Auspicheremmo invece che proprio la comunità ebraica, in quanto testimone dell’odio razziale, della pulizia etnica e del genocidio che ha storicamente subito, fosse attenta osservatrice di tutte le situazioni in cui si presenta il rischio che questo grave crimine si ripresenti, creando ponti di fratellanza tra popoli, culture e religioni che subiscono oppressione, e che in questo senso, in nome di un uso non sterile e fine a se stesso della conservazione della memoria della Shoah, fosse la prima a denunciare le azioni e le politiche di Israele quando questo calpesta il diritto all’esistenza del popolo palestinese, proprio perché i crimini contri i popoli in quanto tali non si ripetano mai più nella storia.

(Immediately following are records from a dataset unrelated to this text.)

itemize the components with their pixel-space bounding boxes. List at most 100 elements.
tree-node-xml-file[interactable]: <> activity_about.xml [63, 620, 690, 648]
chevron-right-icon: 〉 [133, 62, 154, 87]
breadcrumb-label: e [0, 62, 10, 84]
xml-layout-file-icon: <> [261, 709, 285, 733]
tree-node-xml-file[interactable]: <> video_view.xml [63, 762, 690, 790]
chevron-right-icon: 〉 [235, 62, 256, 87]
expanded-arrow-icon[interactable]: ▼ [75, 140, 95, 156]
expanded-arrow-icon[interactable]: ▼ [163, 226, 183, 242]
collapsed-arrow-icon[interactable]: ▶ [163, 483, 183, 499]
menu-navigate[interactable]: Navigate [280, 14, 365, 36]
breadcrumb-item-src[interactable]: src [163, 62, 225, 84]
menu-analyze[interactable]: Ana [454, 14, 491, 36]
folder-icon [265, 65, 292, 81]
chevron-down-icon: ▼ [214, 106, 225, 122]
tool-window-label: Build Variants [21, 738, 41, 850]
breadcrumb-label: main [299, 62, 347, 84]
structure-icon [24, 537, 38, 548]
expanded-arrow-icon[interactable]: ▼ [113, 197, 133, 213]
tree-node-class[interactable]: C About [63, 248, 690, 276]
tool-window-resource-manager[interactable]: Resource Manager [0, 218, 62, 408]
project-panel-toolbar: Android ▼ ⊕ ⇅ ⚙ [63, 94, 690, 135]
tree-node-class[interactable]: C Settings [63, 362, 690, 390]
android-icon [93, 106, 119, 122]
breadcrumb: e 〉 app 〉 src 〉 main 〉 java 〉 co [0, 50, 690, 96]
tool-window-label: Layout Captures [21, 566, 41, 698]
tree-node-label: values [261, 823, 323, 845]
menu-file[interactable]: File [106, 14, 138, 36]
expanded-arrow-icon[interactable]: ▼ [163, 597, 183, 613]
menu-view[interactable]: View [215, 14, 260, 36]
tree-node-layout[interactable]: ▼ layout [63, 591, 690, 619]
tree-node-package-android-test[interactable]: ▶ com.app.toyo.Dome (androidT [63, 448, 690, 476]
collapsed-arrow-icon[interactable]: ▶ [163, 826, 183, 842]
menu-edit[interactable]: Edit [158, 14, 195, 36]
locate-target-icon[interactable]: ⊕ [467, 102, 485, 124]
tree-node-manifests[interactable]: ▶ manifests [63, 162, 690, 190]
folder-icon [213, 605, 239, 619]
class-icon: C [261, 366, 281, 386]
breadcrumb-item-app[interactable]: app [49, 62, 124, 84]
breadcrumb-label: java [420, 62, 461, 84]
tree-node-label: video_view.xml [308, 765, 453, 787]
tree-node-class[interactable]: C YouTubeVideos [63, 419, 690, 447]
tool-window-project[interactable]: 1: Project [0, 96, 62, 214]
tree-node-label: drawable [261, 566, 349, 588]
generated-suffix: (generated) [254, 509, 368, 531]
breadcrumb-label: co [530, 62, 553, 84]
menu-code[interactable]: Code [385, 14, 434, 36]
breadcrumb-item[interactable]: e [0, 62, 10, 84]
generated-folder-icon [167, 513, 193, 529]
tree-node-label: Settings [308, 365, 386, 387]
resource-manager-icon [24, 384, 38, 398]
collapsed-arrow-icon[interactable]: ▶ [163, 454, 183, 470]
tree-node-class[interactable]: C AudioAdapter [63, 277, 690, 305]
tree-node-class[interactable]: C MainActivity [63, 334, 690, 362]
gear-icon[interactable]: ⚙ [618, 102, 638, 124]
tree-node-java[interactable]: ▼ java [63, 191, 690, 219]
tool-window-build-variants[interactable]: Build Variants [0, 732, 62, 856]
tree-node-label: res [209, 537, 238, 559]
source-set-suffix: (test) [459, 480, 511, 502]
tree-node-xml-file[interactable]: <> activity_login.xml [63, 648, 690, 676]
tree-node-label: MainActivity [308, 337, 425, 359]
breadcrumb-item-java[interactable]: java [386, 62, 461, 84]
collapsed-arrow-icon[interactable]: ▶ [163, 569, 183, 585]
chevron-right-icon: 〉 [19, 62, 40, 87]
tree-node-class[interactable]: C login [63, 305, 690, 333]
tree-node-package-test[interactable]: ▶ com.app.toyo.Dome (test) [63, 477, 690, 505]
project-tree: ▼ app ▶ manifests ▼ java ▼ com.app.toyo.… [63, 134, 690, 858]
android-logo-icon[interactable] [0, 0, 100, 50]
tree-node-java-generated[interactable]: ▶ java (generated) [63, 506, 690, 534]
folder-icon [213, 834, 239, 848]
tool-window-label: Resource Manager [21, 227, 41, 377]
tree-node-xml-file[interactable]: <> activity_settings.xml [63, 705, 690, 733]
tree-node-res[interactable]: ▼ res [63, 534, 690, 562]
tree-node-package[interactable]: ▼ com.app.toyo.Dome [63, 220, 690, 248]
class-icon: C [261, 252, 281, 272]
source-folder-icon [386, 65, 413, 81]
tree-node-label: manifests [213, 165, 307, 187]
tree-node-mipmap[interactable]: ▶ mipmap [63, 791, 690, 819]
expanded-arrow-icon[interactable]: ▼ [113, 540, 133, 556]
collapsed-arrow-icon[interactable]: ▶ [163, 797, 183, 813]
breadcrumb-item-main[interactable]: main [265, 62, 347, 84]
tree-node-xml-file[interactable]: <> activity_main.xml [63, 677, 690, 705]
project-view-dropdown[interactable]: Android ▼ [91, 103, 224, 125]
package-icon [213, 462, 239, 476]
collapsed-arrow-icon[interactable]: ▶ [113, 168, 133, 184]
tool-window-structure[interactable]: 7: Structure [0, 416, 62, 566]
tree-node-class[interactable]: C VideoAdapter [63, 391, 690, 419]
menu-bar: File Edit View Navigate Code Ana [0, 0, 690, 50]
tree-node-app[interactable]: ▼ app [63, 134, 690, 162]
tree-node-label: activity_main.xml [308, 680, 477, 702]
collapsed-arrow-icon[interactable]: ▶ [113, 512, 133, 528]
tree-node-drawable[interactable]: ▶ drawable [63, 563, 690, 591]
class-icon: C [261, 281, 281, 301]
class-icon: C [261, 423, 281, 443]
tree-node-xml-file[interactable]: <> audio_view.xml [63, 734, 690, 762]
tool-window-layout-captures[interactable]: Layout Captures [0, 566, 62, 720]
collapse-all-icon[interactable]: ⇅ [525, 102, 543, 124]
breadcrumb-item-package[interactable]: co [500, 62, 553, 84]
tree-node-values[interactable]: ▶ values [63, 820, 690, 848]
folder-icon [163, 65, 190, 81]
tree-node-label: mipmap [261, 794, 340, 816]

Sposiamo invece le parole di Franco Lattes Fortini, che nella sua “Lettera alla Comunità Ebraica” del 1989, purtroppo più che mai attuale, invitava la comunità della Diaspora a distinguere tra ebraismo e politica dello stato di Israele proprio per non rimanere (parole di Fortini) vittima dell’equazione “ebrei della Diaspora = agenti dello stato di Israele”, nella convinzione che questa equazione potesse essere foriera di un nuovo antisemitismo, e a farsi invece portatrice di pace “trovando il coraggio di rifiutare complicità con chi quotidianamente bagna la terra con il sangue del popolo palestinese”; Fortini invita infatti la comunità ebraica a prendere parola contro la violenza dello stato di Israele, nella convinzione che solo una de-escalation della violenza possa portare non solo la legittima giustizia verso un popolo oppresso da troppo tempo, ma anche una vera sicurezza ai cittadini di Israele e agli ebrei del mondo, affermando che “ogni cartuccia tolta dai mitra dei soldati dello Tsahal, un’altra ne toglie anche a quelli dei palestinesi”.